Deux veines structurent l’écriture de Luis Sepúlveda. Il y a d’abord les œuvres fictives, centrées sur le développement d’une trame sociale et politique autour de personnages attachants et humbles. Le romancier y transpose, qu’il soit beau ou hostile, le réel, vu d’une lorgnette latino‑américaine, en leçons de vie aux fins d’une morale combattante. Dans ce courant, Le vieux qui lisait des romans d’amour et Un nom de torero sont ses réussites, où affleurent écologisme, solitude, défaites et espoir. Il y a aussi la veine qui joint son penchant testimonial à sa profession de journaliste. Il en résulte de courts portraits impressionnistes, qu’ils soient autobiographiques ou non, dans lesquels l’écrivain construit un univers de fraternité et d’honneur. Le recueil d’escarmouches et d’historiettes, pour reprendre des termes de Jacques Ferron, autre écrivain ayant une politique d’écriture (Ferron a de plus l’humour), Histoires d’ici et d’ailleurs appartient à la seconde catégorie, avec Les roses d’Atacama et La folie de Pinochet.
Sepúlveda excelle à camper un personnage, à saluer les vertus d’un ami, à redécouvrir une injustice cachée, et le recueil abonde de ces plaidoyers pour la résistance, pour la droiture devant le capital et sa cohorte de profiteurs rampants. Des écrivains sont ainsi célébrés (Mario Benedetti, Miguel Rojo, Nelson Saúte), tout comme des artistes (dont le photographe Daniel Mordzinski, qui fournit l’œuvre sur la couverture du bouquin) et des quidams anonymes exhaussés au rang de modèles et d’inspirations. Si le sentimentalisme affleure à chacune des pages, si les confessions et témoignages de l’auteur sont souvent déjà connus et présentés sous un jour toujours favorable, si l’effet « viande froide » inspirée perce l’œuvre à l’occasion tant sont nombreux les textes qui soulignent la mort de proches, il existe quand même un charme à l’écriture de Sepúlveda, qui tient à la sincérité du propos, à la tonalité particulière de la douce colère qui transperce les chroniques et à la manière de rameuter les traces de beauté dans un monde marqué de multiples ruines.

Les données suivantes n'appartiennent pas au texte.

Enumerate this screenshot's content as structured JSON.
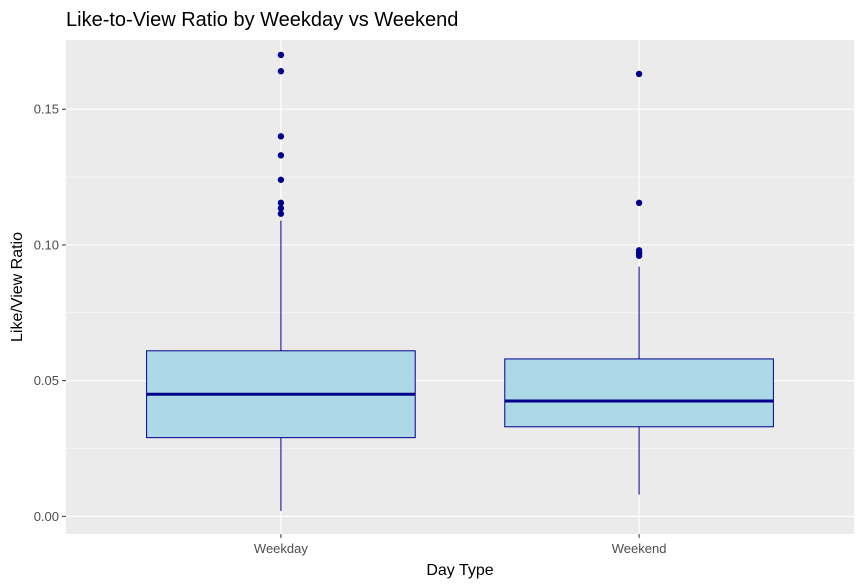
{
  "chart_data": {
    "type": "box",
    "title": "Like-to-View Ratio by Weekday vs Weekend",
    "xlabel": "Day Type",
    "ylabel": "Like/View Ratio",
    "categories": [
      "Weekday",
      "Weekend"
    ],
    "ylim": [
      -0.0065,
      0.1755
    ],
    "y_ticks": [
      0.0,
      0.05,
      0.1,
      0.15
    ],
    "y_tick_labels": [
      "0.00",
      "0.05",
      "0.10",
      "0.15"
    ],
    "grid": true,
    "legend": "none",
    "boxes": [
      {
        "category": "Weekday",
        "whisker_low": 0.002,
        "q1": 0.029,
        "median": 0.045,
        "q3": 0.061,
        "whisker_high": 0.109,
        "outliers": [
          0.17,
          0.164,
          0.14,
          0.133,
          0.124,
          0.1155,
          0.1135,
          0.1115
        ]
      },
      {
        "category": "Weekend",
        "whisker_low": 0.008,
        "q1": 0.033,
        "median": 0.0425,
        "q3": 0.058,
        "whisker_high": 0.092,
        "outliers": [
          0.163,
          0.1155,
          0.098,
          0.097,
          0.096
        ]
      }
    ],
    "colors": {
      "panel_background": "#EBEBEB",
      "grid": "#FFFFFF",
      "box_fill": "#ADD8E6",
      "box_outline": "#00008B",
      "outlier": "#00008B"
    }
  }
}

Ainsi, c’est dans l’évocation de l’exil, puis du retour au pays natal, que le recueil prend sa forme, notamment par le texte liminaire, le plus approfondi et qui fonctionne comme un cadre éthique et esthétique pour expliciter son art du portrait. Dans ce texte, l’écrivain décrit son émotion devant la photo d’enfants purs et innocents pris dans le maelström de la dictature. Il décide, huit ans après la prise de la photographie, de retrouver ces inconnus et de leur donner la parole, afin de cerner comment le rêve transverse les époques et se heurte aux assauts du temps et des humains. Ce beau texte, émouvant, contient en germe la manière Sepúlveda, avec ses raccourcis, ses emballements lyriques, sa morale appuyée, mais surtout avec cette candeur qui surprend encore après une quinzaine de livres.